Nedbank, on its website, espouses values like integrity, respect, and accountability, and claims to be “people-centred and client-driven”. However, I feel that these and other more recent questionable actions such as bank account closures for no tangible reason, raise questions about the alignment of these values with the bank’s practices.
Nedbank’s challenges extend beyond regulatory compliance however. In the most recent (July 2022) assessment of money laundering, terrorist financing, and proliferation financing risk in the banking sector, the PA determined that the inherent risk in the country’s banking sector was high.
This highlights the importance of maintaining vigilance in ensuring that all financial institutions meet their regulatory obligations.
In response to the sanctions, Nedbank issued an official statement acknowledging administrative and reporting shortcomings and that it had received a financial penalty of R20m – with R15m suspended.
In essence, a slap on the wrist, which I am sure they will make up for by imposing fees on its clients somewhere. It is, however, a significant blight on the banks’ reputation.
On its website, Nedbank states: “While Nedbank has paid the financial penalty and acknowledged the administrative shortcomings present at the time in 2019, it would like to highlight that the lengthy delays in the promulgation of the amended FIC Act had particular adverse implications for Nedbank, given the resultant extended delays in requirements definitions which impacted the timeous finalisation of system requirements having to be contended with in conjunction with Nedbank’s comprehensive information technology transformation programme that was already well underway.
“Since the revised FIC Act implementation and the SARB PA inspection in 2019, Nedbank’s related compliance and risk management environment including its reporting obligations under the FIC Act has matured extensively and ongoing significant investments have been successfully implemented to further enhance the end-to-end control and compliance environments.”
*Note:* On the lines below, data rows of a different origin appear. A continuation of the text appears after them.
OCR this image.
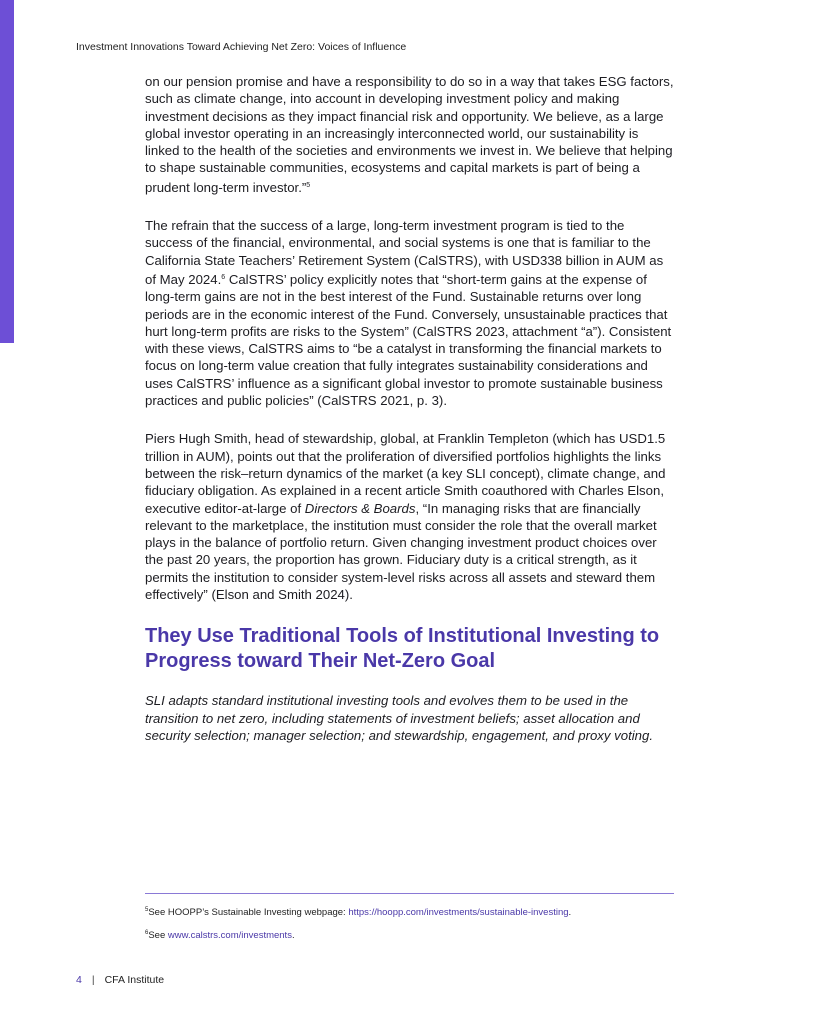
Investment Innovations Toward Achieving Net Zero: Voices of Influence

on our pension promise and have a responsibility to do so in a way that takes ESG factors, such as climate change, into account in developing investment policy and making investment decisions as they impact financial risk and opportunity. We believe, as a large global investor operating in an increasingly interconnected world, our sustainability is linked to the health of the societies and environments we invest in. We believe that helping to shape sustainable communities, ecosystems and capital markets is part of being a prudent long-term investor.”$^5$

The refrain that the success of a large, long-term investment program is tied to the success of the financial, environmental, and social systems is one that is familiar to the California State Teachers’ Retirement System (CalSTRS), with USD338 billion in AUM as of May 2024.$^6$ CalSTRS’ policy explicitly notes that “short-term gains at the expense of long-term gains are not in the best interest of the Fund. Sustainable returns over long periods are in the economic interest of the Fund. Conversely, unsustainable practices that hurt long-term profits are risks to the System” (CalSTRS 2023, attachment “a”). Consistent with these views, CalSTRS aims to “be a catalyst in transforming the financial markets to focus on long-term value creation that fully integrates sustainability considerations and uses CalSTRS’ influence as a significant global investor to promote sustainable business practices and public policies” (CalSTRS 2021, p. 3).

Piers Hugh Smith, head of stewardship, global, at Franklin Templeton (which has USD1.5 trillion in AUM), points out that the proliferation of diversified portfolios highlights the links between the risk–return dynamics of the market (a key SLI concept), climate change, and fiduciary obligation. As explained in a recent article Smith coauthored with Charles Elson, executive editor-at-large of Directors & Boards, “In managing risks that are financially relevant to the marketplace, the institution must consider the role that the overall market plays in the balance of portfolio return. Given changing investment product choices over the past 20 years, the proportion has grown. Fiduciary duty is a critical strength, as it permits the institution to consider system-level risks across all assets and steward them effectively” (Elson and Smith 2024).

They Use Traditional Tools of Institutional Investing to Progress toward Their Net-Zero Goal

SLI adapts standard institutional investing tools and evolves them to be used in the transition to net zero, including statements of investment beliefs; asset allocation and security selection; manager selection; and stewardship, engagement, and proxy voting.

$^5$See HOOPP’s Sustainable Investing webpage: https://hoopp.com/investments/sustainable-investing.

$^6$See www.calstrs.com/investments.

4 | CFA Institute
Nedbank is not alone, however, in facing scrutiny for its actions. South Africa’s other major banks have also come under the spotlight of late, for summarily closing bank accounts, citing potential damage to their reputations.
While these actions are framed as measures to protect their standing – and in the case of Sekunjalo, companies that have not been found to have done anything wrong – they have ignored the delicate balance between safeguarding against illicit financial activities and preserving individuals’ and businesses’ access to essential banking services.
As a citizen of this country, I feel that the integrity of South Africa’s financial system and its institutions is critical, and we, as a nation, must continue to demand transparency, responsibility, and obedience to the rule of law, and as intended by our Constitution.
Banks and the financial sector, cannot be a law unto themselves, as is the case now.